El vasto repudio que ha acabado por aislar socialmente al sanchismo tiene, entra tantas otras causas, una principalísima: la extravagancia legal. Un Gobierno titiritero en el balancín oportunista es ya de por sí un peligro público porque no hay socio político que no anteponga sus intereses a la conveniencia colectiva y menos, claro está, paradójicamente, cuando ese compadre resulta ser minoritario. No tienen más que considerar el derrotero de Sánchez huyendo sin cesar hacia delante con los sabuesos mordiéndole los calcañares, pero somos muchos quienes pensamos que si algo ha precipitado el desprestigio de este insensato frentepopulismo ha sido la extravagante política legislativa en que ha creído sustentarse, error tras error y pamplina tras pamplina.
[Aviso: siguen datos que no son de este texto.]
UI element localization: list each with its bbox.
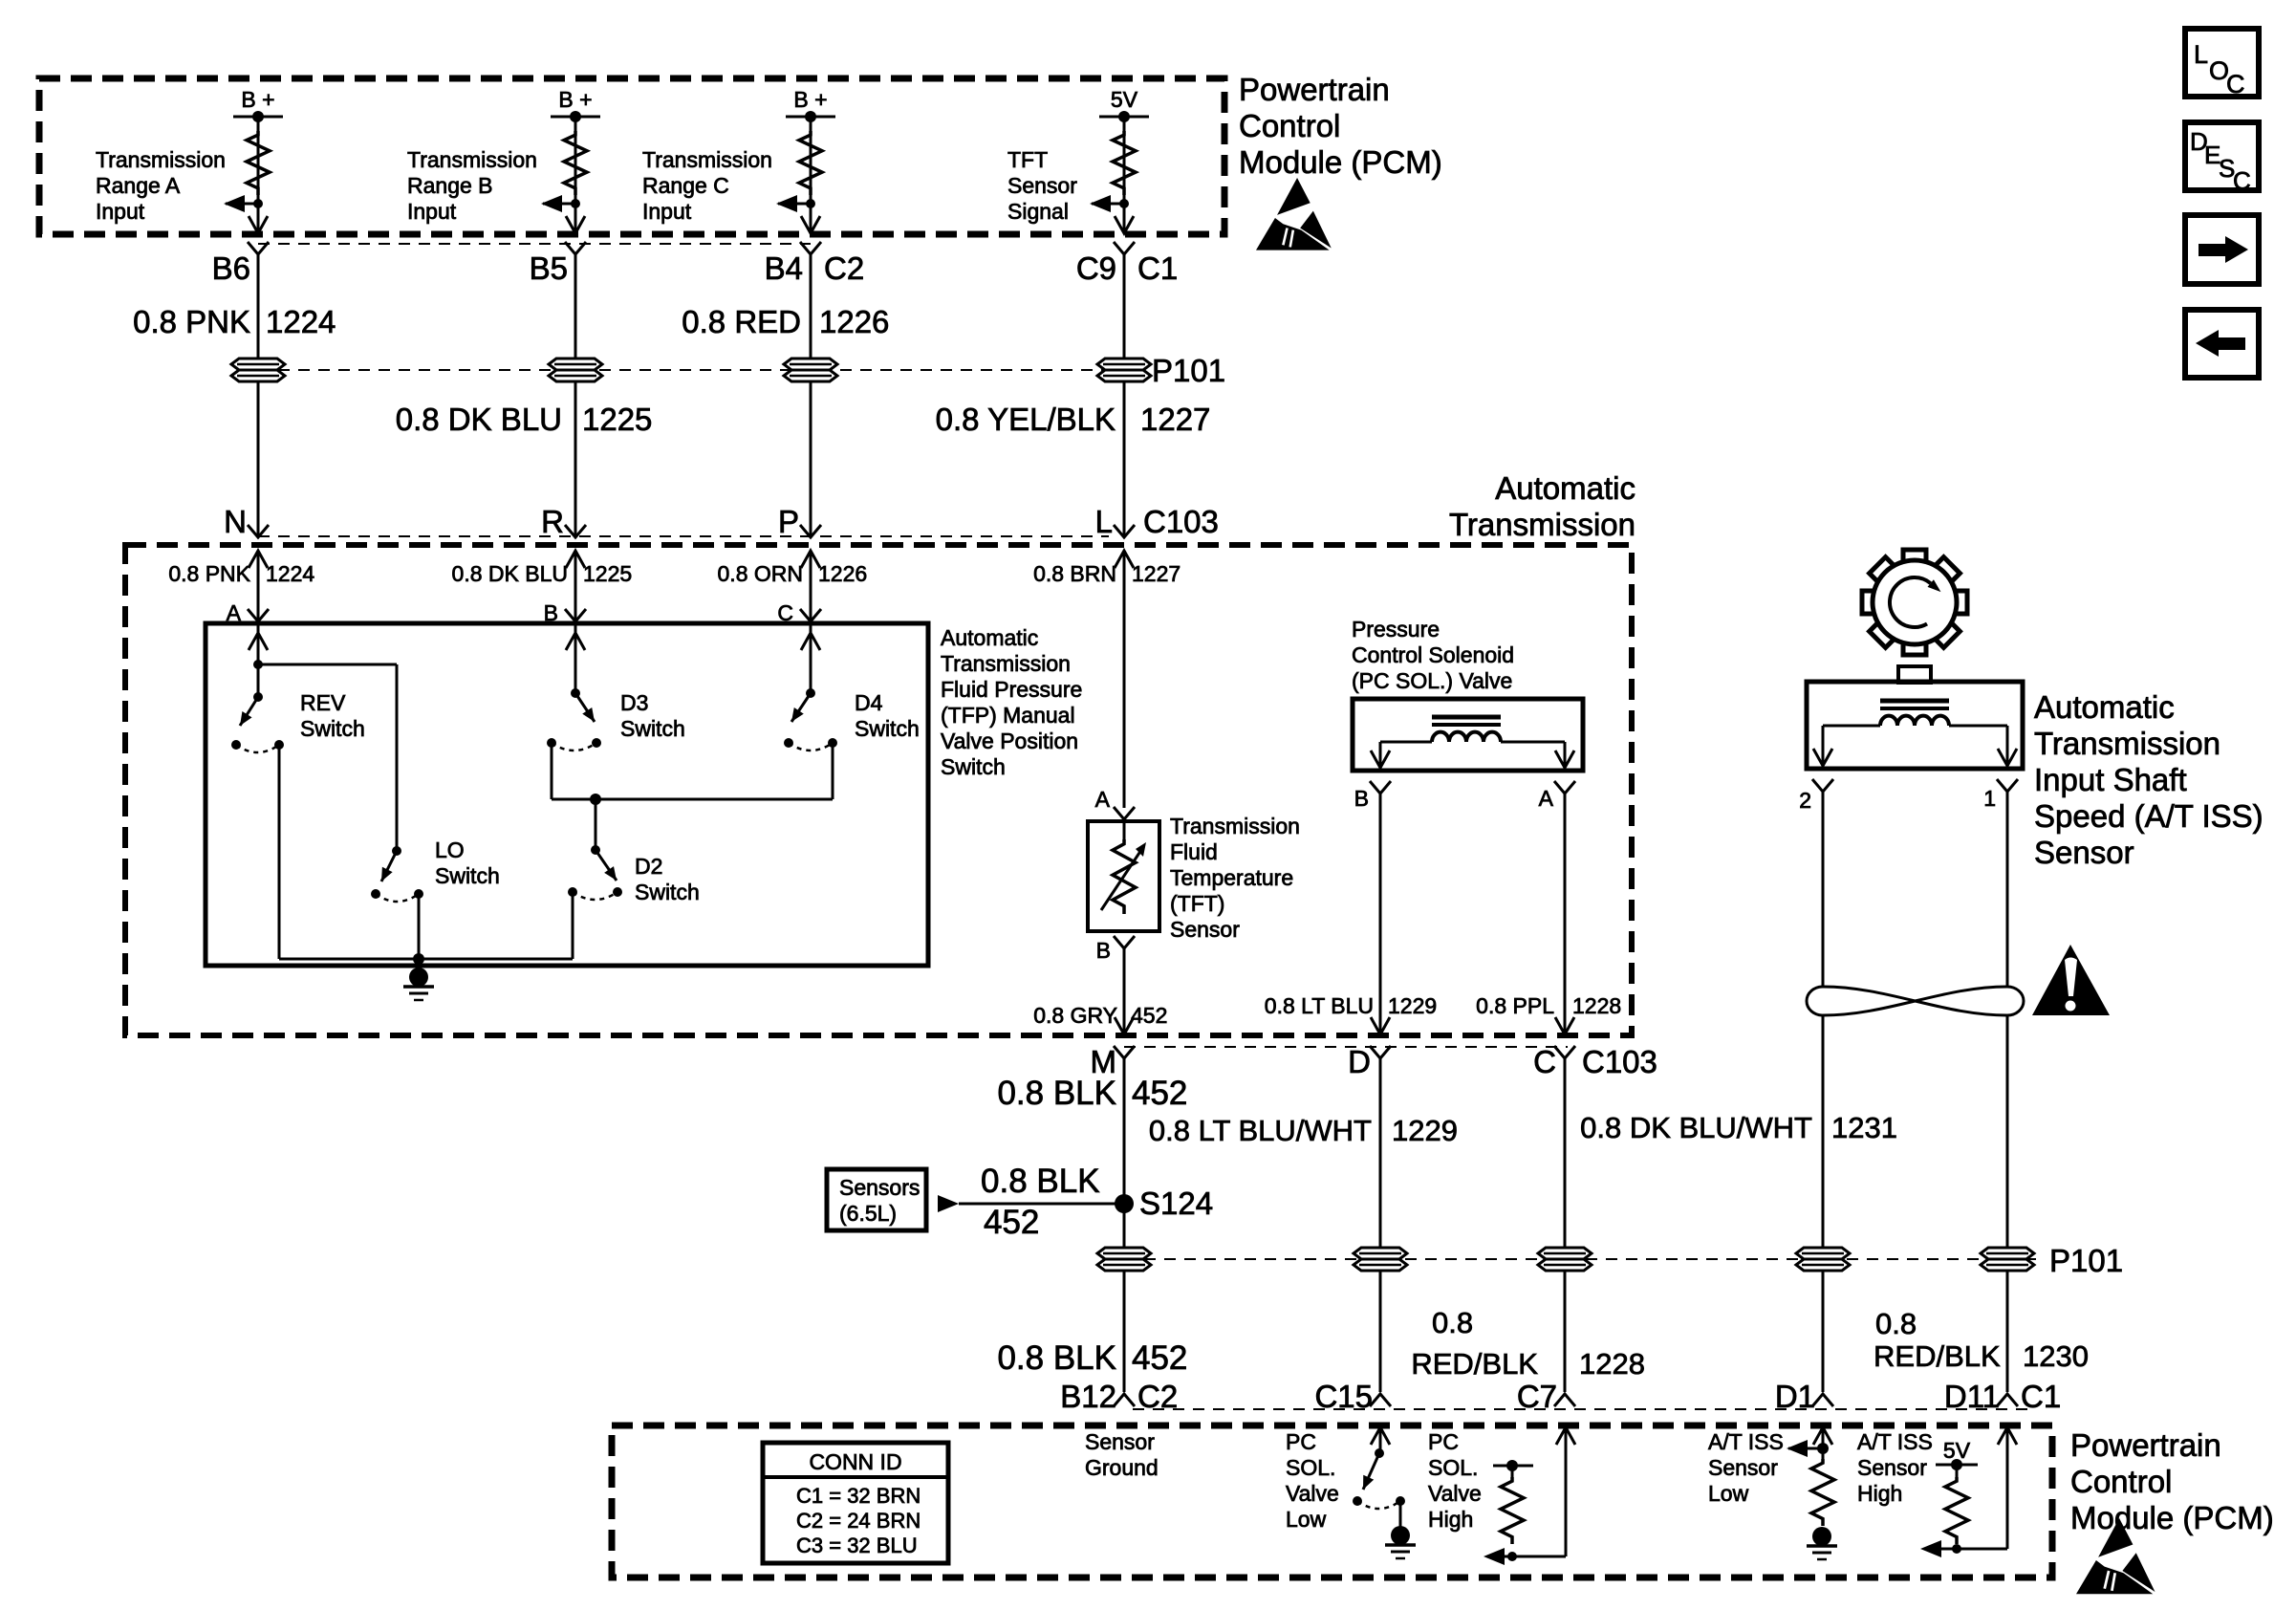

En los amenes de ese régimen, semejante estrategia ha llegado a rozar realmente el absurdo con esas leyes de estricta obediencia ideológica que poco o nada tienen que ver con la necesidad real de la nación, y entre las cuales destacan la atrocidad antinatural de la ley “trans”, el ridículo neofranciscano de la dedicada a proteger el “bienestar animal” por encima incluso del humano y, en fin, el temerario engendro del “sí es sí” que ha supuesto, de hecho, una vuelta al sueño ácrata de las cárceles abiertas. ¿Cabe imaginar siquiera mayor alejamiento de una realidad abrumada por el empobrecimiento rampante, una deuda pública insensata y una progresiva ruina laboral, por no hablar del desconcierto judicial y el cuestionamiento delincuente de la unidad nacional que ha puesto en el alero la Constitución vigente?
De hecho, el sanchismo no ha podido resistir la catástrofe que supone la liberación legal de los violadores que, si no ha resultado suficiente para romper la baraja y con ella el Gobierno, ha sido por la razón elemental de que los/las mindundis de ese “Gobierno bonito” no tienen donde ir fuera del estrambótico mejunje en el que, dicho sea con perdón, los ha venido Dios a ver. Todos hemos asistido estupefactos a este costeado carnaval cuyo legado pivota en equilibrio inestable sobre el temerario hallazgo de las identidades mutantes, la atención a la zoología antes que a la humanidad o la extensión del renovado guerracivilismo al ámbito natural de los sexos. Hace poco nos enterábamos de que una de esas normas extravagantes vetaba el uso de motores en las piscifactorías para evitar la posible disforia que su ruido pudiera provocar en los peces. Cuando la memoria permita juzgar semejante calamidad, esta última anécdota acaso nos hará sonreír con tal de no llorar.